Ist diese "Umfrage" nicht ein wenig zu sehr Schleichwerbung?  :-o   

Was wäre denn z. B. mit Armies of Exigo?


----------



## Jimini_Grillwurst (1. Dezember 2004)

Killtech am 26.11.2004 15:27 schrieb:
			
		

> Keines!
> 
> Dieses Jahr kommt kein Game mehr in mein Regal....
> 
> MfG, Killtech



Dito.

MfG Jimini


----------



## Michael-Miggi (1. Dezember 2004)

SYSTEM am 26.11.2004 15:24 schrieb:
			
		

> Jetzt ist Ihre Meinung gefragt: Hier können Sie Ihren Kommentar zum Quickpoll veröffentlichen und mit  anderen Lesern darüber diskutieren.





HERR DER RINGE: SUME


----------



## AvalonAsh (6. Dezember 2004)

Brauch ich beide nicht.
Mit dem großartigen Rome: Total War bin ich noch locker 2 Monate gut beschäftigt.


----------



## Regengott01 (6. Dezember 2004)

Yikrazuul am 01.12.2004 14:15 schrieb:
			
		

> Ist diese "Umfrage" nicht ein wenig zu sehr Schleichwerbung?  :-o
> 
> Was wäre denn z. B. mit Armies of Exigo?



Richtig! Karmapunkt! 
Wie könnt ihr das rauslassen, wenn  ihr nach Strategiespielen fragt? Echt ne Unverschämtheit. Wo war da der Chefredakteur?


----------



## LowriderRoxx (6. Dezember 2004)

Ich leg mir einen Gutschein für Hearts of Iron 2 unter den nicht vorhandenen Weihnachtsbaum.


----------



## wicky2 (6. Dezember 2004)

Regengott01 am 06.12.2004 10:38 schrieb:
			
		

> Yikrazuul am 01.12.2004 14:15 schrieb:
> 
> 
> 
> ...



Is'n altes Hobby der PCG-Online, war aber schon mal Schlimmer (News, die keine News waren sondern nur Werbung etc.) 

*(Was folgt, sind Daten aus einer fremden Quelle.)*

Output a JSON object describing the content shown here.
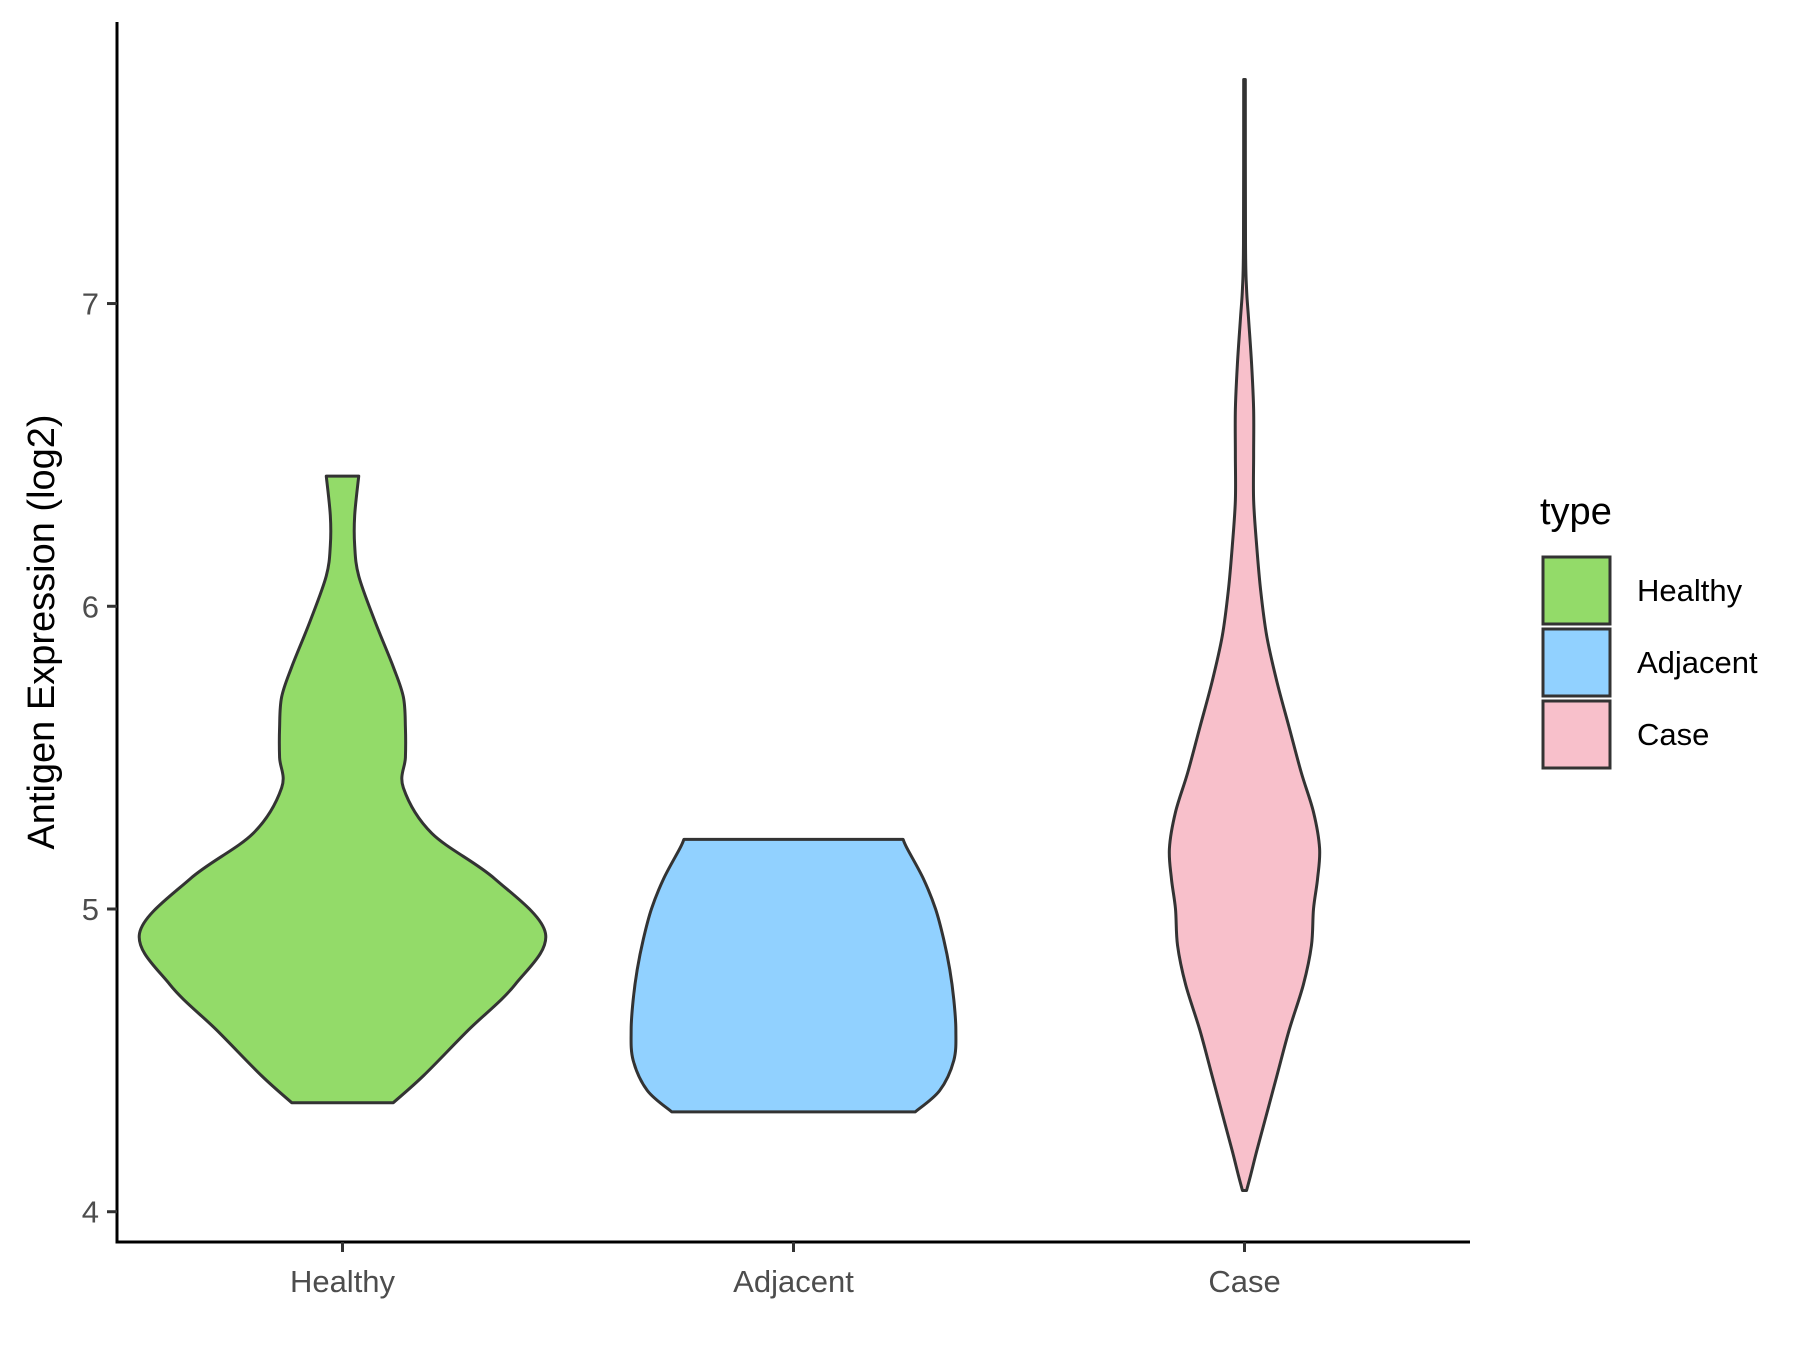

P.S. Ja ja ich weis, ich kann wo anders hingehen wenn es mir nicht gefällt, das hatten wir such schon....


----------



## wicky2 (6. Dezember 2004)

Regengott01 am 06.12.2004 10:38 schrieb:
			
		

> Yikrazuul am 01.12.2004 14:15 schrieb:
> 
> 
> 
> ...



Is'n altes Hobby der PCG-Online, war aber schon mal Schlimmer (News, die keine News waren sondern nur Werbung etc.) 

P.S. Ja ja ich weis, ich kann wo anders hingehen wenn es mir nicht gefällt, das hatten wir such schon....


----------



## Gunter (7. Dezember 2004)

Nali_WarCow am 26.11.2004 15:24 schrieb:
			
		

> Also nachdem Siedler so abgebaut hat kommt mir das Game sicherlich nicht wieder auf die Platte nach der Demo. Das hat gereicht.


mir hat das siedler-demo sehr gut gefallen, also gut möglich, dass ich mir das neue siedler zulege.

(nein, ich bin kein siedler-fan der ersten stunde, ich habe die "alten" siedler nie gemocht, also klappe.   )


----------



## Masterl (13. Dezember 2004)

Nali_WarCow am 26.11.2004 15:24 schrieb:
			
		

> Also nachdem Siedler so abgebaut hat kommt mir das Game sicherlich nicht wieder auf die Platte nach der Demo. Das hat gereicht.
> Mal schauen, vielleicht Mittelerde, aber ne Demo wäre da auch nicht schlecht.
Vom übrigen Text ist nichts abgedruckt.